Our discomfort with Pentecost isn’t entirely due to the touching thought Luke attributes to Peter that nobody could be drunk at nine o’clock in the morning. (As someone who spends much of my time around students there are things I could say about this). Instead, it all smacks a bit of magic for contemporary minds. There are strange happenings, tongues of flame and utterings in unknown languages. It’s all a little too X-Files for comfort, and matters are not helped here by the enthusiasm with which the pentecostal event is claimed by a certain type of Christian. For these perpetually excited souls, the Lord is ever performing new miracles. Life is just one upset in the laws of nature after another.
There’s something contradictory at the heart of the pentecostal movement, and I don’t think the fringes of the Catholic charismatic movement escape here unscathed. The concept of a routine miracle is oxymoronic: God’s, say, dispensing the gift on tongues on demand would be just another regularity, like water’s always boiling at 100 degrees at standard pressure. And nothing that is part of the regular workings of the universe is God. In any case, for all that it appears to be an affirmation of the ‘otherness’ of God, the anxious grasping at the miraculous is nothing more than an attempt to domesticate the divine, to make of the reason why there is something rather than nothing at all, the ungraspable mystery that lies behind all things and in all things, an on-tap dispenser of the otherworldly. The God of Abraham, Isaac, and Jacob becomes, for this school of thought, the supernatural equivalent of a petrol pump. The God whose story is told in the Jewish and Christian scriptures is altogether more anarchic. “The wind blows where it chooses“.
More anarchic and more sensitive to the nuances of symbolism: the God whose story is told in these texts works through signs to a narrative purpose. So it is with Pentecost; this is an eschatological event, belonging to the end times, one of those moments when that which is beyond the world breaks through into it, remaining all the time mysterious. And yet, as Luke has Peter say, it is also the realisation of a pledge, “ I will pour out my Spirit on all people.” (Just in case we don’t get the symbolic register, Joel, whom Peter is quoting, goes on to speak about the sun being turned to darkness and the moon to blood.)
The point of Pentecost is this: in fulfilment of the promise of the Risen Christ, the Holy Spirit is given to us as a free gift. The Holy Spirit is nothing other than God, existing eternally as the bond of love between the Son and the one Jesus calls ‘Father’. And, as God, the Holy Spirit lies completely beyond our ability to comprehend in this life. The Spirit cannot fit into our conceptual schemes, or else the Spirit would not be God. And yet we are given the gift of the Spirit, making us by grace what Christ is by right, sharers in the divine life. And what that means, we cannot understand at the moment.

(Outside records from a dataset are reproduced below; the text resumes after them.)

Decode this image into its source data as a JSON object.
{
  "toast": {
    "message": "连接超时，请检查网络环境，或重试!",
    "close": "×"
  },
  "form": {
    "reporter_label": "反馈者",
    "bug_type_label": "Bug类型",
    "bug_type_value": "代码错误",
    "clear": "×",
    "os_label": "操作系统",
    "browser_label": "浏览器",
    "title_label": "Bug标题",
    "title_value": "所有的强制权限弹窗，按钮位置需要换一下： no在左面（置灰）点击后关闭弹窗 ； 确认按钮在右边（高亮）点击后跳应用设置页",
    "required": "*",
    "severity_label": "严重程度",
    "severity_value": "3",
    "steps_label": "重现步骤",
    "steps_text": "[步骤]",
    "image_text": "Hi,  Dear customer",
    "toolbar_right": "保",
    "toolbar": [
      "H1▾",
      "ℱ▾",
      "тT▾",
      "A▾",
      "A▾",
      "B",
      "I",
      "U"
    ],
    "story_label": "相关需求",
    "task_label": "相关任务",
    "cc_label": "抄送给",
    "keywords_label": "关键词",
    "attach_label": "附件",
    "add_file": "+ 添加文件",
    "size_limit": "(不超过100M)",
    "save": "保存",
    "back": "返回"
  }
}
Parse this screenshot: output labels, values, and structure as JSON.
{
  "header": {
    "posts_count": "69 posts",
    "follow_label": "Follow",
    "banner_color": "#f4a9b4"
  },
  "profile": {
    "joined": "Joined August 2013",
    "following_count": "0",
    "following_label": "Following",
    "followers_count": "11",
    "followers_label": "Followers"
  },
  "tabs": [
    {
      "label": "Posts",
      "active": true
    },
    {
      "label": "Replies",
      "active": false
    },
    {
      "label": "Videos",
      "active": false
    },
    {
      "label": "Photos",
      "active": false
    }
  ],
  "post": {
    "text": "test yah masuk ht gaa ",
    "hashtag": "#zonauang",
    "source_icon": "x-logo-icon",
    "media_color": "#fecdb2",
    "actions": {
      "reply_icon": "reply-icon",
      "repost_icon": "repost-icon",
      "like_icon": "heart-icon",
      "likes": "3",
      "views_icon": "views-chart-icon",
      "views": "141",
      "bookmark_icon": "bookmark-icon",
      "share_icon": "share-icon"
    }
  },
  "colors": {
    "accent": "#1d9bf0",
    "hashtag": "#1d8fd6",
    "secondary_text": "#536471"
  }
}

That does not mean we can’t say anything about this gift. Historically there has been a tradition of talking about its effects in terms of the seven gifts of the Spirit. In general we can come to a certain kind of truthful talk about God by denying of God anything incompatible with being the creator. And since this is true of God, this is true of God the Holy Spirit. In particular, the Spirit cannot bring about anything that is a case of that falling short of creaturely perfection which we call ‘sin’. The Spirit will make for flourishing.
Human beings flourish in community. It is unsurprising, then, that Pentecost is presented as a communal happening. And so it remains. The gift of the Spirit is not given first and foremost to individuals, as their personal dollop of divinity; it is given to a community, the Church. (And it is characteristically given to individuals as they enter that community, at baptism). In a world that separates, forcing us into competition with one another, the Spirit unites. In a world that is increasingly fearful of the ‘other’, of the foreigner, the migrant, the Spirit makes union with them a condition of sharing in the divine life: I cannot receive the Spirit without joining a global ‘us’. Pentecost undoes Babel.
In this respect, I was struck by this from the Office of Readings yesterday, by an anonymous sixth century author:
And so if anyone says to one of us: ‘You have received the Holy Spirit: why do you not speak in tongues?’, he should reply: ‘I do not speak in every tongue because I am in the Body of Christ, the Church, which speaks in every tongue.